While customers may previously have taken the view that a security breach wouldn’t happen to them, social channels have transformed this. In 2020, news of the latest breach or attack spreads like wildfire through social channels, online media and trade press, and customers spend far more time reading these sound bites than they did even five years ago.
This means that when they read that 43% of cyber attacks are on small businesses (Verizon DBIR), 34% of incidents are insider attacks, and no industry is off limits, they’re far more likely to sit up and take notice.
According to Eurostat, 1% of the EU population experienced financial loss resulting from identity theft, fraudulent messages or redirection to fake websites in 2019. That’s just over 5 million people who were financial impacted. This doesn’t include the impact on the businesses that held the data – operationally, financially, in terms of brand damage and, increasingly, the fines levied by regulators under GDPR (see Is GDPR fit for purpose in the public sector?)
With increased awareness and increased consequences, it’s no wonder both businesses and consumers are paying ever more attention to security credentials.

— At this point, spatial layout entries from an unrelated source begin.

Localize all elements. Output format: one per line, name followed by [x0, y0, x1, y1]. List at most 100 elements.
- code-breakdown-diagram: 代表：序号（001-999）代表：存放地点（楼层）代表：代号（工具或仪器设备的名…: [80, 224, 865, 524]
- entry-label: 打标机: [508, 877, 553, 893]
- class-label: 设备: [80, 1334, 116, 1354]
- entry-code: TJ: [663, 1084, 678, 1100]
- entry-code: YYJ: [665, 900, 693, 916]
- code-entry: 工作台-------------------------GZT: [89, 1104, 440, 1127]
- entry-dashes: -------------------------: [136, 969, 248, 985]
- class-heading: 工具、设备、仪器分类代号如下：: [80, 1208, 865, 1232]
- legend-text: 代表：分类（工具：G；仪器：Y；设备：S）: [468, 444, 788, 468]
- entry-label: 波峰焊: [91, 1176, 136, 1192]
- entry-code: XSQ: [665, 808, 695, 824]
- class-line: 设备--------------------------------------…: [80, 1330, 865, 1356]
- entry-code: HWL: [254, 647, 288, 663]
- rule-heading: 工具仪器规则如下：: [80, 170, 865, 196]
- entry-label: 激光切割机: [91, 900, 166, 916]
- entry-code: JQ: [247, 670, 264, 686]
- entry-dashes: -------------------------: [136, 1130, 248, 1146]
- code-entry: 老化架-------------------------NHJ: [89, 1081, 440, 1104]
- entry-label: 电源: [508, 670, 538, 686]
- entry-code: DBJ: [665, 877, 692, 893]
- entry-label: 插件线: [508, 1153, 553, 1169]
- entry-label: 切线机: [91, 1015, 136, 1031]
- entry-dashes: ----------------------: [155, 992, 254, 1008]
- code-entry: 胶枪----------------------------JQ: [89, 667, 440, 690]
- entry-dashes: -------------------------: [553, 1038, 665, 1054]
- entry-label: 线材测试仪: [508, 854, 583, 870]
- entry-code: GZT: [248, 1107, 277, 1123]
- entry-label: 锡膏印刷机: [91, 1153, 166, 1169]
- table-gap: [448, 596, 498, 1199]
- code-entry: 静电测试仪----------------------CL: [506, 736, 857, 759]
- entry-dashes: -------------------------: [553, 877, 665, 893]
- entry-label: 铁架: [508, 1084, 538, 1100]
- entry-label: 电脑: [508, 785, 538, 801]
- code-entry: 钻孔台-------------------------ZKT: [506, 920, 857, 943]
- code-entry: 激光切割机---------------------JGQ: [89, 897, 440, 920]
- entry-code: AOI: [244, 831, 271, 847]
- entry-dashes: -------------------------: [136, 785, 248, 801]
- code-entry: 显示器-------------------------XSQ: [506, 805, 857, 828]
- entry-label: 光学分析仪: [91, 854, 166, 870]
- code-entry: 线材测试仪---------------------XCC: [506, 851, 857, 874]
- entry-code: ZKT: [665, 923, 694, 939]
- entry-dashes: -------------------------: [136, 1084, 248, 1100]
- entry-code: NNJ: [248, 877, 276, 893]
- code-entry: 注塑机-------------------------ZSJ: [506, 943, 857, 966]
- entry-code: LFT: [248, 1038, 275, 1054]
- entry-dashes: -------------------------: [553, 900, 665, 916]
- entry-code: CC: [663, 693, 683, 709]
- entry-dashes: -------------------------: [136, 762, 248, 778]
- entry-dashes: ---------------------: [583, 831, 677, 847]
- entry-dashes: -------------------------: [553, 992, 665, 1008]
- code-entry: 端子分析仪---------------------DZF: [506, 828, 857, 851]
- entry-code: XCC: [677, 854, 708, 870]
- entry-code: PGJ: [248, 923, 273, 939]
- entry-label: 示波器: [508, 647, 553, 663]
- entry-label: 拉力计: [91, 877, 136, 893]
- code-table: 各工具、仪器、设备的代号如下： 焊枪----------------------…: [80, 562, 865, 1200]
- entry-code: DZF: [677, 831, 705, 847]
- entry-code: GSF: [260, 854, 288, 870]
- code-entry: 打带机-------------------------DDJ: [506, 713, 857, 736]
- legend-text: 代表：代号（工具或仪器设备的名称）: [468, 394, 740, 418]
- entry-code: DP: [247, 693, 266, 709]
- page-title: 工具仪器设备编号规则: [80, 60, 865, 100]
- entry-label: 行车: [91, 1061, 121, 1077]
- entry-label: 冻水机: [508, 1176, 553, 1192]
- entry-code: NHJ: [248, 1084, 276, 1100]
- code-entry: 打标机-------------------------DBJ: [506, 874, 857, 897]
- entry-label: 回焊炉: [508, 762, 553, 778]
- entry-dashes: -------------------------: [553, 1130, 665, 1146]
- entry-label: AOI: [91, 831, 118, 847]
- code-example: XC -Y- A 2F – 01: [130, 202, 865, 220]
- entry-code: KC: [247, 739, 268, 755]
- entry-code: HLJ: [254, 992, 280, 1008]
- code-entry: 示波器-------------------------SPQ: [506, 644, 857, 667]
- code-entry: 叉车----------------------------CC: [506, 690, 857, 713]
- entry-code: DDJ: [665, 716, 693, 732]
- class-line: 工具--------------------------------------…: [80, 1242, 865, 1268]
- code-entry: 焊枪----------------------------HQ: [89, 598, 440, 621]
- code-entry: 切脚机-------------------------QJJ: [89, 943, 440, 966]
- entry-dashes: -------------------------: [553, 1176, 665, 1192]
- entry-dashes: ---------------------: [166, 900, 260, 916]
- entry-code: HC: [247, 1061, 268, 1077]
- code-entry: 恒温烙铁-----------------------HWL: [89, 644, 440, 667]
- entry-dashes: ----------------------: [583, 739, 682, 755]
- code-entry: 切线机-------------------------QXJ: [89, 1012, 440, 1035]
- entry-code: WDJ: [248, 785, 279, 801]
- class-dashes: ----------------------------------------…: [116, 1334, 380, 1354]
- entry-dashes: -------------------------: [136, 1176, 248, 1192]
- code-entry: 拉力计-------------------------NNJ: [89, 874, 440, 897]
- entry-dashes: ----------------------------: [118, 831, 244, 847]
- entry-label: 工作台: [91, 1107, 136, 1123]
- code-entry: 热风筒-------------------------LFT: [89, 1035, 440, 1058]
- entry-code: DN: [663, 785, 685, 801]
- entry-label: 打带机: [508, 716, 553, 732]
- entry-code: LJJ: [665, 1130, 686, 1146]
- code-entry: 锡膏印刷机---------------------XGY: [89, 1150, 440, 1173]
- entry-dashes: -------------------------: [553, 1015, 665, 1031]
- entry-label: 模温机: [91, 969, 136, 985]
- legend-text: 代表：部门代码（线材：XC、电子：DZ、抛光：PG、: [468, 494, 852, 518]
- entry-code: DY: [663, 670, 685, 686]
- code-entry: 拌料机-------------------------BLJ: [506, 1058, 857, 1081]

What services did customers avoid using due to security concerns
Social or professional networking 25%
Public WiFi 19%
Downloading content 17%
e-commerce 16%
Internet banking 13%

Source: Eurostat 2020
But herein lies an opportunity. To take advantage of it, the security industry needs to change focus, and address the issue of customer knowledge.
Historically, organisations have been resistant to revealing how secure they are and what security measures they have taken to ensure transactions and data are secure. Being too open about security arrangements was perceived as laying down the gauntlet to hackers to test resilience, or providing them with information they could utilise in attacks.
In the B2B world, a level of due diligence already exists to ensure that partners have the security needed to enter into business together. Which begs the question: why is the relationship between partners so fundamentally different to the relationship between the business and its customers?
Keeping everyone in the dark about security measures is an approach that assumes hackers can’t easily and systematically find out this information. Omnisperience believes this is misguided: opaqueness is no longer a defence. Instead, organisations of all sizes should educate their customers on the following:

  • Data storage – providing more information about how data is stored to reassure customers
  • Data breaches – explaining how internal and external threats are managed in an easy-to-understand fashion. Also explaining what will happen if a data breach does occur: how will the customer be informed? what actions will be taken to limit the damage? will service continuity be affected? who/what will be the point of contact for concerned customers?
  • Data sharing – informing customers how their data is being used, even if it is only being shared within the company. Customers also want to know what will happen if someone/an organisation their data has been shared with has been breached.

According to anti-virus provider McAfee, over 480 new high-tech threats are introduced every minute. This is why customers need to know that organisations have a strategy to learn, adapt and combat them. Businesses should treat this as a business strength, rather than as something that will scare the user. Companies that are able to steer clear of the privacy scandals and data breaches, and can clearly explain their security credentials to customers, should use their success as a differentiator in a market increasingly filled with security-conscious customers.